A Greek doctor consoles a woman holding her child in an emergency blanket on the Greek island of Lesbos.

 

Residents of the Greek islands have found themselves on the front lines of Europe’s migration crisis, rescuing, feeding and sheltering hundreds of thousands of desperate migrants who found their way to their shores.

Now an online petition has been launched calling for the efforts of these “unsung heroes” on islands in the Aegean Sea to be recognized with a nomination for the Nobel Peace Prize.

The petition, on the Avaaz website, is addressed to the Norwegian Nobel Committee and Greece’s Immigration Minister Ioannis Mouzalas and had attracted more than 288,000 signatures by Sunday.

It reads:

“Ordinary residents of Greek islands and other volunteers have been on the front lines of Europe’s refugee crisis for months, opening up their hearts and homes to save hundreds of thousands fleeing war and terror.

“For their compassion and courage, for treating those in danger with humanity, and for setting an example for the rest of the world to follow, we citizens around the world, nominate these brave women and men for a Nobel Peace Prize.

“Nobody is more deserving of such honor than these unsung heroes.”

A message from the petition’s authors on the page said Mouzalas had indicated that Greece’s government would consider backing the petition.

Discarded life jackets line the rocky shores of Lesbos, Greece on September 10, 2015.
Discarded life jackets line the rocky shores of Lesbos, Greece on September 10, 2015.

 

The deadline for nominations is February 1. The petition’s authors urged supporters to spread the petition, in hope of securing 1 million signatures before the deadline.
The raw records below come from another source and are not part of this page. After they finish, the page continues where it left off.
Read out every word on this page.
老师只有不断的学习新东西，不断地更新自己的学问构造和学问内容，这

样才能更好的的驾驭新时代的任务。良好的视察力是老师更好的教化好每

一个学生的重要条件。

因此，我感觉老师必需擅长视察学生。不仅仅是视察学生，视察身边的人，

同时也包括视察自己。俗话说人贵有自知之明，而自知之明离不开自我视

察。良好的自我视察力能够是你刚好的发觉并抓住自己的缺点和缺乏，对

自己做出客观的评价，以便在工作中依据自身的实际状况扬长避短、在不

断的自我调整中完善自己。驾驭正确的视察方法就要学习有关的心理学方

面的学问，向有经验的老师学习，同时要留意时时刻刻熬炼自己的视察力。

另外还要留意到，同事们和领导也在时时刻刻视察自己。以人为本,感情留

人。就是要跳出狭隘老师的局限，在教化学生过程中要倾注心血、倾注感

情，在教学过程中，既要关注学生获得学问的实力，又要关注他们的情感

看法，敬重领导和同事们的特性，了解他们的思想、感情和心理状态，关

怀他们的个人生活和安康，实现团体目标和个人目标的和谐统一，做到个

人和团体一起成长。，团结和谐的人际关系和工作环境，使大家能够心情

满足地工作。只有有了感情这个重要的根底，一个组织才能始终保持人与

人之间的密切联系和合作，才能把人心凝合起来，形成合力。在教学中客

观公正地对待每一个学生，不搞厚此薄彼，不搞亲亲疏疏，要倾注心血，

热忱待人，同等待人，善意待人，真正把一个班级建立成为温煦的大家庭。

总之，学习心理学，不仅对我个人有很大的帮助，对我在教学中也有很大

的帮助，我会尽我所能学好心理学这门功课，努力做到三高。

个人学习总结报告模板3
Nobel prizes are awarded only to individuals and organizations, so the official nominee would likely be the volunteer networks that organize to support and comfort the migrants.

More than 1 million migrants entered Europe in “irregular arrivals” last year, most fleeing conflict, persecution and poverty in the Middle East and Africa, according to theInternational Organization for Migration.

The overwhelming majority of migrants — more than 80% — arrived in Europe by way of Greece, the IOM said, before setting off to their target destinations.

The wave of migrants has made the Mediterranean “the deadliest route for migrants on our planet,” the IOM’s Director General William Lacy Swing has said, with nearly 3,700 people drowning in its waters last year.

On Greek islands such as Lesbos, piles of discarded life jackets are a sign of the constant stream of new arrivals.